Sepertinya pagi tadi aku memukul kepala Lou terlalu keras hingga membuatnya menjadi sangat baik padaku—tapi seingatku, aku tidak memukul kepalanya. Sepulang sekolah, dia mengajakku ke sebuah kedai es krim, yang mana tidak pernah terjadi sebelumnya dalam sejarah hidup kami. Dia bahkan mentraktirku sore itu.

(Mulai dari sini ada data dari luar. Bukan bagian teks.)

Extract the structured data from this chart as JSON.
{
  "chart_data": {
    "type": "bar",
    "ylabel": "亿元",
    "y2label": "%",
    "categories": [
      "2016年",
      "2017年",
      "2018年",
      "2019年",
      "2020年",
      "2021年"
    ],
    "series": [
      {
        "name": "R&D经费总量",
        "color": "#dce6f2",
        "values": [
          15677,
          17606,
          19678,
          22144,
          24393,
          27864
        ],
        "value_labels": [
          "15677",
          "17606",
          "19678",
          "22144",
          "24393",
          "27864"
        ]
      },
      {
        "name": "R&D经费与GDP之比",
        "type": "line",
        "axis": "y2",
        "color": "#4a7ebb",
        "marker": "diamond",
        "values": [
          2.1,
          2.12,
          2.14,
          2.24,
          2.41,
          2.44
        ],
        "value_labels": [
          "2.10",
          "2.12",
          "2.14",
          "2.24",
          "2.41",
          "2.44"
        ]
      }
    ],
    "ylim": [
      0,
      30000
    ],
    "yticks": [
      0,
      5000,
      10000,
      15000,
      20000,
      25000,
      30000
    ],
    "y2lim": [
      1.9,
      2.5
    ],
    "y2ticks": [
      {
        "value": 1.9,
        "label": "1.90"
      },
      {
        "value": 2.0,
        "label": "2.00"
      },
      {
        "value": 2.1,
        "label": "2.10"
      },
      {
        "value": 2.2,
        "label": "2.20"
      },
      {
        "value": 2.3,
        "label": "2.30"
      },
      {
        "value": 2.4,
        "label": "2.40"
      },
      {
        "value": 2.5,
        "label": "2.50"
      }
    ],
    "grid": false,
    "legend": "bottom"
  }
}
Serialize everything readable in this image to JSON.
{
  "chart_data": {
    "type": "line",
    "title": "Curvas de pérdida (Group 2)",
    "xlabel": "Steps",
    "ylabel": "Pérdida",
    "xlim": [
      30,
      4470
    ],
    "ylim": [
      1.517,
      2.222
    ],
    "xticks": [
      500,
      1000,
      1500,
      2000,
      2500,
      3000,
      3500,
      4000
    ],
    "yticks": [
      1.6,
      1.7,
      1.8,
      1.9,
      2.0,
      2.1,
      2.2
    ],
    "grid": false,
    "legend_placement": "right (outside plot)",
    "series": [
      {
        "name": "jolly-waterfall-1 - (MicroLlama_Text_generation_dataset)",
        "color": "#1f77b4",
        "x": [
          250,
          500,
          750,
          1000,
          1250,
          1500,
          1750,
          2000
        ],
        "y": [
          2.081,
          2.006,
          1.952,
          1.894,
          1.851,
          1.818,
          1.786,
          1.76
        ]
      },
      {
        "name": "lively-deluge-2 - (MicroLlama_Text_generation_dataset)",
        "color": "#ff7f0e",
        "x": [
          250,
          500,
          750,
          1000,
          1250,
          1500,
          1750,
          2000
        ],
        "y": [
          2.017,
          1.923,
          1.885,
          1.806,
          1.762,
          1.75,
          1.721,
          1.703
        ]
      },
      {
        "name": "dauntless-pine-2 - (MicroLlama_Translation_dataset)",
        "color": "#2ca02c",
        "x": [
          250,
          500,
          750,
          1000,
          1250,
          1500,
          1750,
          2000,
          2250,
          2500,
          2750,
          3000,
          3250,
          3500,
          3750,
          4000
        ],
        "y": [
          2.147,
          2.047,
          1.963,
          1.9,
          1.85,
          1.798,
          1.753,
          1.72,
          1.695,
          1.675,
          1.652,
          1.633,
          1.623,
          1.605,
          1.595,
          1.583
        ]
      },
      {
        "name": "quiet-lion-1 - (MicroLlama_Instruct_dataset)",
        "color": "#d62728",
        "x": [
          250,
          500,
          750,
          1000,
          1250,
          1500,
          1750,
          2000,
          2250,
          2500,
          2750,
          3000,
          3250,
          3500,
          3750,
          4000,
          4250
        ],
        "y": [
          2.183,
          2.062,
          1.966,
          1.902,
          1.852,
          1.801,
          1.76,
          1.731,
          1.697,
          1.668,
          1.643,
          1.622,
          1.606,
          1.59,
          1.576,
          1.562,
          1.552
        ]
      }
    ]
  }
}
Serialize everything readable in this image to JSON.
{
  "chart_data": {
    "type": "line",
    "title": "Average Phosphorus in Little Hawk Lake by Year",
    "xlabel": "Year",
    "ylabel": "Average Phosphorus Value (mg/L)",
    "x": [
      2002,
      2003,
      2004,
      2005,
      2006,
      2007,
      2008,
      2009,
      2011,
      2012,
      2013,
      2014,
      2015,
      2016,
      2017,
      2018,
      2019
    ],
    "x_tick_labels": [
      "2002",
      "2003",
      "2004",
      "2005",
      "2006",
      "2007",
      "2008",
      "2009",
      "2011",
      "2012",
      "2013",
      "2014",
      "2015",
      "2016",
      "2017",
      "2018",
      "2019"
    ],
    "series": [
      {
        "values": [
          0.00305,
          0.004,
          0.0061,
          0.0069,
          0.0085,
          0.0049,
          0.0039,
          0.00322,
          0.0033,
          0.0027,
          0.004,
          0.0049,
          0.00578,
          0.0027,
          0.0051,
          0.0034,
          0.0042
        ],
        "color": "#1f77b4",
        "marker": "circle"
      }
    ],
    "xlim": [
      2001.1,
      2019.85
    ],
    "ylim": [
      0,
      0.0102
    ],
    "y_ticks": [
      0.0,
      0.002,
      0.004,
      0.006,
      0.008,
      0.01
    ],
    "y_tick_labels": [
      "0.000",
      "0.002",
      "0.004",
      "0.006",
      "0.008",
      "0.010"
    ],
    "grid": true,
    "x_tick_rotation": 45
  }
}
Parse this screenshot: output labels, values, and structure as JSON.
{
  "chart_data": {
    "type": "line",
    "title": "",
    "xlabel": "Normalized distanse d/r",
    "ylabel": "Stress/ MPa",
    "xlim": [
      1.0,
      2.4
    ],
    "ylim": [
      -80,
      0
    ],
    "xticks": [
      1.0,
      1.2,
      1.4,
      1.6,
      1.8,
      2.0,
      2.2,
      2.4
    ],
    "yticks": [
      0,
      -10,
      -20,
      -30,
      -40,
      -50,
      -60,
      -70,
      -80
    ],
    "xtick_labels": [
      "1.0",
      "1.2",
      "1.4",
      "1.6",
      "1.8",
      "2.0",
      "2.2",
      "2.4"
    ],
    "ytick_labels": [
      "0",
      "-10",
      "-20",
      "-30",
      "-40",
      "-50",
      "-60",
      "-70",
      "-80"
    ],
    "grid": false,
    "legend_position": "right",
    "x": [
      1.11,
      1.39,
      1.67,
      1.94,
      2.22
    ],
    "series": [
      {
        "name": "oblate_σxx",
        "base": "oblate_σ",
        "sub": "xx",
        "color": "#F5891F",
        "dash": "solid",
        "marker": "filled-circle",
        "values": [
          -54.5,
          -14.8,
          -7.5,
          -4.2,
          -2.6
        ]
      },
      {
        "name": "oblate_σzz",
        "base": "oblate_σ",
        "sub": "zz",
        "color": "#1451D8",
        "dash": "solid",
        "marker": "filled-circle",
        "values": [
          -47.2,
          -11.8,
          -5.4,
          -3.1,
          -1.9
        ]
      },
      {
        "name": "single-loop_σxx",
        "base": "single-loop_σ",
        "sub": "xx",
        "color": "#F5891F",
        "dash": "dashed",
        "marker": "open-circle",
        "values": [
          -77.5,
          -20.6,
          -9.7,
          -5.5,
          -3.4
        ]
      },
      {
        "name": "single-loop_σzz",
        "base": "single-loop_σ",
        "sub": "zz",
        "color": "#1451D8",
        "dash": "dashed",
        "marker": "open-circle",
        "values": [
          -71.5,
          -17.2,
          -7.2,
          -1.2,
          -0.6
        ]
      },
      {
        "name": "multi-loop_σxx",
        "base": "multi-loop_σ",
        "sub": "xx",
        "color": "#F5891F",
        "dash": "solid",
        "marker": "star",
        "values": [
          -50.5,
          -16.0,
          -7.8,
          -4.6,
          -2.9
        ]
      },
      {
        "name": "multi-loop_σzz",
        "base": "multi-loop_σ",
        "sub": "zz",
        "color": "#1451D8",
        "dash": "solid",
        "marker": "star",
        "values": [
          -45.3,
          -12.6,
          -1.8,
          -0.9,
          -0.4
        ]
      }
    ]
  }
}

Kami duduk di meja di luar kedai, saling berhadapan dan sama-sama memesan es krim vanila dengan topping Oreo. Aku terus mengamatinya yang tampak menikmati es krim sesudah mengabadikannya dengan kamera ponsel. Ini sungguh aneh. Ganjil. Lou tidak pernah sebaik ini, percayalah.
"Mengapa kau tidak memakan es krimmu?" tanya Lou. "Bukankah langka sekali aku mentraktirmu makan es krim seperti ini?"
"Ya, memang langka, dan aku sedang mempertanyakan hal itu di dalam kepalaku saat ini," kataku.
Lou meletakkan sendok es krimnya dan menghela napas. "Kau tahu kan, aku dan kau sudah berusia enam belas saat musim semi lalu?"
"Tentu saja aku tahu, mana mungkin aku lupa tanggal lahirku sendiri."
"Tidakkah kau lelah bertengkar selama enam belas tahun, setiap hari?" ujar Lou. Pancaran matanya terlihat serius.
"Aku lelah, tapi menurutku kaulah yang tidak pernah lelah, sehingga kita terus bertengkar."
"Dan dengan bicara seperti itu, kau sebenarnya memulai pertengkaran lagi." Lou menyipitkan mata. Aku pun diam dan mulai menyantap es krimku. "Pokoknya, Lea, aku sangat lelah bertengkar denganmu. Kurasa enam belas tahun harusnya adalah masa berakhirnya perkelahian kita yang sungguh kekanak-kanakan."
"Kau mengatakan ini karena tidak ingin aku mengadukanmu pada Ibu, iya kan?"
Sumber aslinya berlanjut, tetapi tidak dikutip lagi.